Il lago Maggiore, tra Piemonte e Lombardia, detto anche Verbano (lat. Verbanus), deriva con ogni probabilità dal gallico *uper- (“sopra”) e *banna, *benna (“punta”, “sommità”) che alludono alla conformazione del lago. Nel mio studio l’origine gallica dei suddetti toponimi è emersa attraverso la loro denominazione latina, e proprio i toponimi di origine latina saranno argomento del prossimo paragrafo.
Le dimore dei Celti, seguendo i dati raccolti dagli studiosi, erano costruite in legno, di forma circolare o rettangolare con il tetto di paglia per proteggere chi le abitava dal freddo e dall’umidità. Poteva essere anche usata una muratura di sasso tenuta insieme da una malta di terra. Questa tipologia di abitazioni è ancora presente in alcune aree dell’Europa che furono la sede di antichi insediamenti di popoli celtici (alcuni villaggi delle isole britanniche ma anche le antiche capanne di Fiumalbo, in provincia di Modena pare che per la loro struttura abbiano un’origine celtica).
Le tribù celtiche che attraversarono le Alpi occidentali transitarono sull’attuale territorio del Piemonte venendo a contatto e fondendosi con i Liguri.
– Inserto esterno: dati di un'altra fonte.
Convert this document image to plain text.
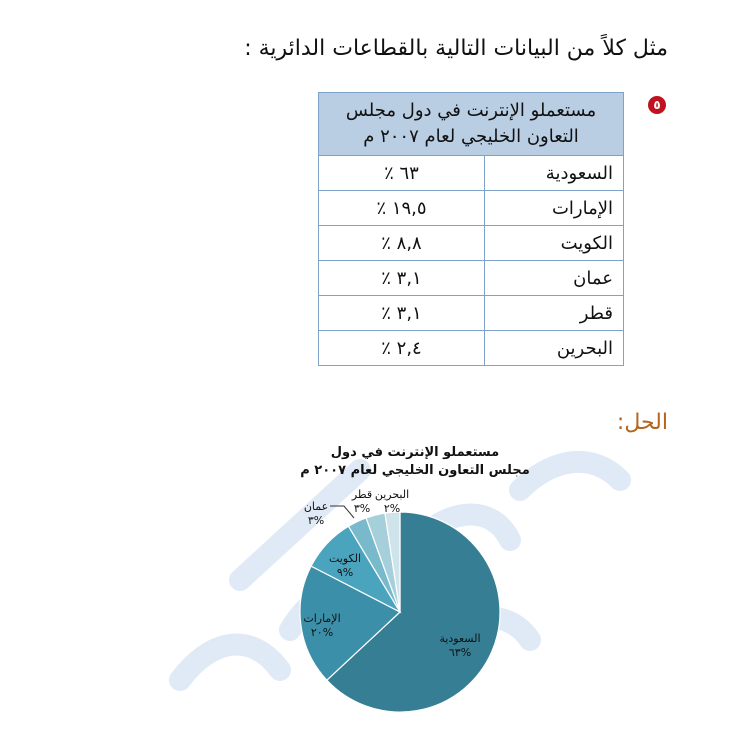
٥
مثل كلاً من البيانات التالية بالقطاعات الدائرية :
مستعملو الإنترنت في دول مجلس التعاون الخليجي لعام ٢٠٠٧ م	
السعودية	٦٣ ٪
الإمارات	١٩,٥ ٪
الكويت	٨,٨ ٪
عمان	٣,١ ٪
قطر	٣,١ ٪
البحرين	٢,٤ ٪
الحل:
مستعملو الإنترنت في دول
مجلس التعاون الخليجي لعام ٢٠٠٧ م
السعودية
%٦٣
الإمارات
%٢٠
الكويت
%٩
عمان
%٣
قطر
%٣
البحرين
%٢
Si consideri che quest’area era già da secoli occupata da tribù celto-liguri, risultato di una fusione pacifica tra questi due popoli e che la maggior parte del territorio era occupato da fitte foreste in montagna e paludi in pianura; ne consegue una certa scarsità di territori da colonizzare, per cui il Piemonte rappresentò per il grosso di queste tribù soprattutto un territorio di transito verso le fertili pianure di Lombardia, Emilia Romagna e Veneto. 71)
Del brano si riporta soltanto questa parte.